Your manipulation of my beliefs will cause them to be inaccurate: I will probably believe that the world is contains careless people, or people with a reckless disregard for the website staying up. But actually what’s going on is the world contains people who want me to be paranoid.
To the extent that I do figure out what’s going on and do have true beliefs, then you’re just choosing whether I can have accurate beliefs in the world where things are bad, vs having accurate beliefs in the world where things are good. But it’s better for things to be good than bad.
If I have wrong beliefs about the distribution of people’s trustworthiness (or the ways in which people are untrustworthy), I will actually make worse decisions about which things to prioritize in AI security. You seem to believe the converse, but I doubt you have good reasons to think that.
Yes. Pressing the button makes life worse for your companions, which is the basic reason that you shouldn’t do it.
I genuinely, sincerely appreciate that you took the time to make this all explicit, and I think you assumed a more-than-reasonable amount of good faith on my part given how lathered up I was and how hard it is to read tone on the Internet.
I think the space we are talking across is “without checking if this will make my beliefs more accurate.” Accuracy entails “what do I think is true” but also “how confident am I that it’s true”. Persuasion entails that plus “will this persuasion strategy actually make their beliefs more accurate”. In hindsight, I should have communicated why I thought what I proposed would make people’s beliefs about humanity more accurate.

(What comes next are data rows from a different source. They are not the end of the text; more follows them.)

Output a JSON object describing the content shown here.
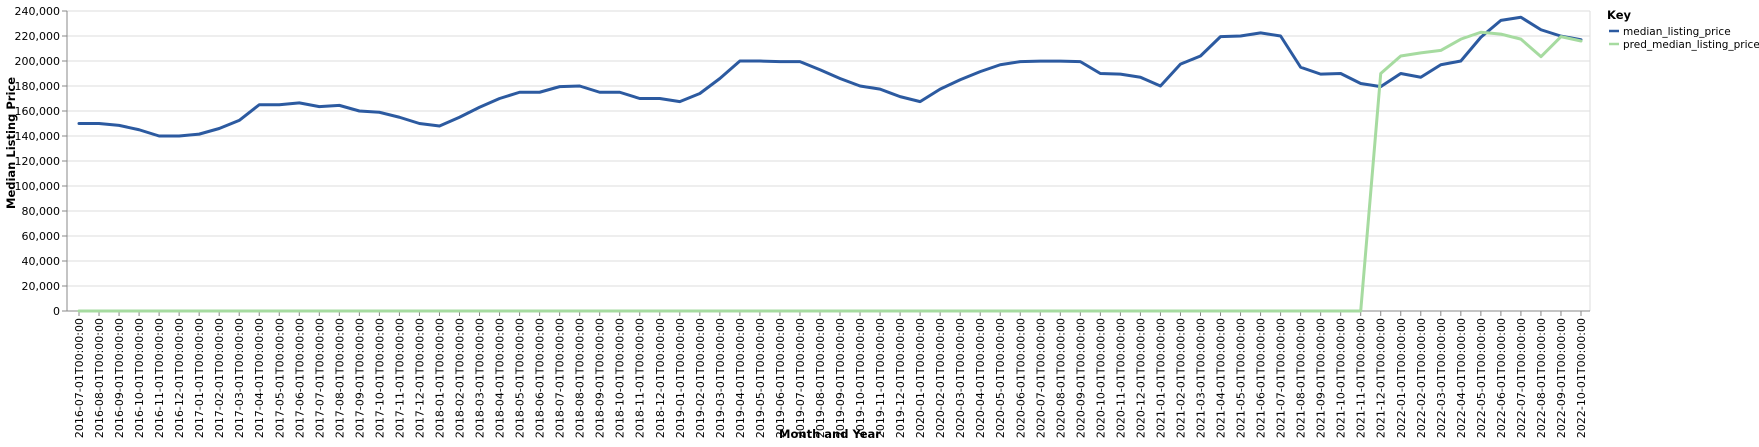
{
  "chart_data": {
    "type": "line",
    "xlabel": "Month and Year",
    "ylabel": "Median Listing Price",
    "ylim": [
      0,
      240000
    ],
    "yticks": [
      0,
      20000,
      40000,
      60000,
      80000,
      100000,
      120000,
      140000,
      160000,
      180000,
      200000,
      220000,
      240000
    ],
    "grid": true,
    "legend": {
      "title": "Key",
      "placement": "right"
    },
    "x": [
      "2016-07-01T00:00:00",
      "2016-08-01T00:00:00",
      "2016-09-01T00:00:00",
      "2016-10-01T00:00:00",
      "2016-11-01T00:00:00",
      "2016-12-01T00:00:00",
      "2017-01-01T00:00:00",
      "2017-02-01T00:00:00",
      "2017-03-01T00:00:00",
      "2017-04-01T00:00:00",
      "2017-05-01T00:00:00",
      "2017-06-01T00:00:00",
      "2017-07-01T00:00:00",
      "2017-08-01T00:00:00",
      "2017-09-01T00:00:00",
      "2017-10-01T00:00:00",
      "2017-11-01T00:00:00",
      "2017-12-01T00:00:00",
      "2018-01-01T00:00:00",
      "2018-02-01T00:00:00",
      "2018-03-01T00:00:00",
      "2018-04-01T00:00:00",
      "2018-05-01T00:00:00",
      "2018-06-01T00:00:00",
      "2018-07-01T00:00:00",
      "2018-08-01T00:00:00",
      "2018-09-01T00:00:00",
      "2018-10-01T00:00:00",
      "2018-11-01T00:00:00",
      "2018-12-01T00:00:00",
      "2019-01-01T00:00:00",
      "2019-02-01T00:00:00",
      "2019-03-01T00:00:00",
      "2019-04-01T00:00:00",
      "2019-05-01T00:00:00",
      "2019-06-01T00:00:00",
      "2019-07-01T00:00:00",
      "2019-08-01T00:00:00",
      "2019-09-01T00:00:00",
      "2019-10-01T00:00:00",
      "2019-11-01T00:00:00",
      "2019-12-01T00:00:00",
      "2020-01-01T00:00:00",
      "2020-02-01T00:00:00",
      "2020-03-01T00:00:00",
      "2020-04-01T00:00:00",
      "2020-05-01T00:00:00",
      "2020-06-01T00:00:00",
      "2020-07-01T00:00:00",
      "2020-08-01T00:00:00",
      "2020-09-01T00:00:00",
      "2020-10-01T00:00:00",
      "2020-11-01T00:00:00",
      "2020-12-01T00:00:00",
      "2021-01-01T00:00:00",
      "2021-02-01T00:00:00",
      "2021-03-01T00:00:00",
      "2021-04-01T00:00:00",
      "2021-05-01T00:00:00",
      "2021-06-01T00:00:00",
      "2021-07-01T00:00:00",
      "2021-08-01T00:00:00",
      "2021-09-01T00:00:00",
      "2021-10-01T00:00:00",
      "2021-11-01T00:00:00",
      "2021-12-01T00:00:00",
      "2022-01-01T00:00:00",
      "2022-02-01T00:00:00",
      "2022-03-01T00:00:00",
      "2022-04-01T00:00:00",
      "2022-05-01T00:00:00",
      "2022-06-01T00:00:00",
      "2022-07-01T00:00:00",
      "2022-08-01T00:00:00",
      "2022-09-01T00:00:00",
      "2022-10-01T00:00:00"
    ],
    "series": [
      {
        "name": "median_listing_price",
        "color": "#2c5aa0",
        "values": [
          150000,
          150000,
          148500,
          145000,
          140000,
          140000,
          141500,
          146000,
          152500,
          165000,
          165000,
          166500,
          163500,
          164500,
          160000,
          159000,
          155000,
          150000,
          148000,
          155000,
          163000,
          170000,
          175000,
          175000,
          179500,
          180000,
          175000,
          175000,
          170000,
          170000,
          167500,
          174000,
          186000,
          200000,
          200000,
          199500,
          199500,
          193000,
          186000,
          180000,
          177500,
          171500,
          167500,
          177500,
          185000,
          191500,
          197000,
          199500,
          199900,
          199900,
          199500,
          190000,
          189500,
          187000,
          180000,
          197500,
          204000,
          219500,
          220000,
          222500,
          220000,
          195000,
          189500,
          190000,
          182000,
          179500,
          190000,
          187000,
          197000,
          200000,
          219000,
          232500,
          235000,
          225000,
          219900,
          217000
        ]
      },
      {
        "name": "pred_median_listing_price",
        "color": "#a6dba0",
        "values": [
          0,
          0,
          0,
          0,
          0,
          0,
          0,
          0,
          0,
          0,
          0,
          0,
          0,
          0,
          0,
          0,
          0,
          0,
          0,
          0,
          0,
          0,
          0,
          0,
          0,
          0,
          0,
          0,
          0,
          0,
          0,
          0,
          0,
          0,
          0,
          0,
          0,
          0,
          0,
          0,
          0,
          0,
          0,
          0,
          0,
          0,
          0,
          0,
          0,
          0,
          0,
          0,
          0,
          0,
          0,
          0,
          0,
          0,
          0,
          0,
          0,
          0,
          0,
          0,
          0,
          190000,
          204000,
          206500,
          208500,
          217500,
          223000,
          221500,
          217500,
          203500,
          219500,
          216000
        ]
      }
    ]
  }
}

However, the response to my comments made me less confident that the intervention would be effective at making those beliefs more accurate. Plus, given the context, you had little reason to assume that my truth+confidence calculation was well-calibrated.
There’s also the question of whether the expected value of button-pressing exceeds the expected life-worsening, and how confident a potential button-presser is in their answer and the magnitude of the exceeding. I do think that’s a fair challenge to your final thought.
Thanks again.
Please don’t threaten to actively destroy things I care about in order to get what you want from me.
I’m missing something fundamental here given that this is your view as organizer, so I’m going to go back to lurking for a while.